Procurement Experts Committee confirms: Corona is an unforeseen circumstance

In an earlier blog of 27 March 2020, we addressed frequently asked questions about procurement law in Corona times. One of the issues addressed related to the question whether it is permissible to modify contracts entered into with a contracting authority on the grounds of the Corona pandemic.

In principle, contracts awarded may be modified only in the cases specifically identified in the Public Procurement Act. The blog pointed towards “unforeseen circumstances” as the most obvious modification possibility. That option is set out in the law in Article 2:163e(1) of the Public Procurement Act as a means of modifying a government contract without following a new procurement procedure if “the modification is required due to circumstances that a diligent contracting authority could not have foreseen”. Another condition is that the price increase may not exceed 50% of the originally estimated value of the contract and may not change the general nature of the contract.

Although contracting parties were wary of using this option in practice, this viewpoint has now been confirmed by the Procurement Expert Committee. It found in its recently published advice that if the contract cannot be completed before the deadline due to the impact of the Corona measures imposed by the government, the deadline may be changed by relying on Article 2:163e(1) of the Public Procurement Act.

The complaint

The complaint procedure related to the performance of a government contract for the implementation and the technical management and innovation of the Student Information System (SIS). That contract was awarded to company X in late 2018 after a European public procurement procedure. The complaint was filed by a company that had also taken part in the procedure in question at the time.

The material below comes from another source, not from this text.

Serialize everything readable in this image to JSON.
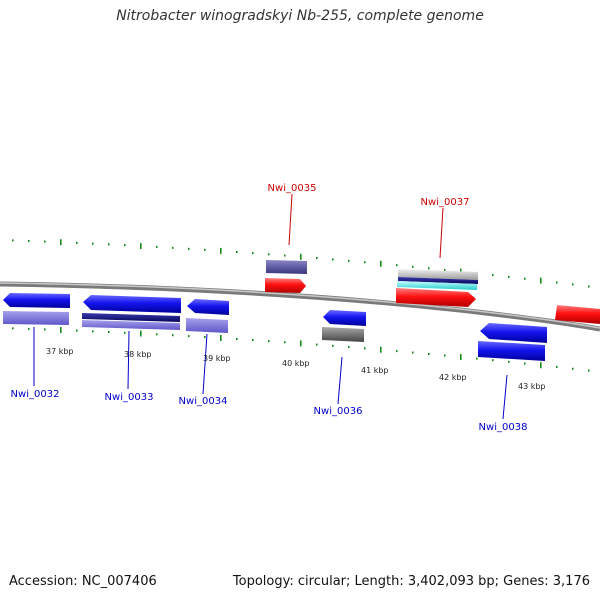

It was not in debate that the contract would most likely have to be modified, but rather what reason should be identified for the modification, which consisted of moving forward the deadline of 1 September 2020. The complainant argued that the contracting authority itself was to blame for the delay with company X.

The advice

The Committee found that the complainant had insufficiently substantiated its arguments. The Committee therefore did not assess the permissibility under public procurement law of a possible exceeding of the deadline, which the complainant regarded as the reason for the impact of the extended development phase of the SIS and its implementation.

The Committee furthermore found that the contracting authority had provided insufficient evidence of its argument, namely that the delay was due to the impact of the government’s Corona measures on the implementation of the SIS. The complainant in its turn had presented insufficient counterarguments.

The Committee’s conclusion was therefore that, if the implementation did not take place before the deadline, reliance on Article 2:163e(1) of the Public Procurement Act would succeed. The change in the deadline is necessitated by the Corona measures, which constitutes “a circumstance that a diligent contracting authority could not have foreseen”. With reference to the “Modification of ongoing public procurement contracts in the context of the COVID-19 crisis” document, the Committee noted for the record that the modification possibilities are not unlimited: “In the current circumstances, it should be presumed that modifications of public contracts on the grounds of Article 72(1)(c) may be acceptable, however with the following limit: the modifications must be justified to the extent that they are needed to mitigate the consequences of the crisis in the execution of public contracts and only to that extent.”

In sum, contracting parties that wish to modify an awarded contract on the grounds of the Corona measures do indeed have more scope to do so than in pre-Corona times.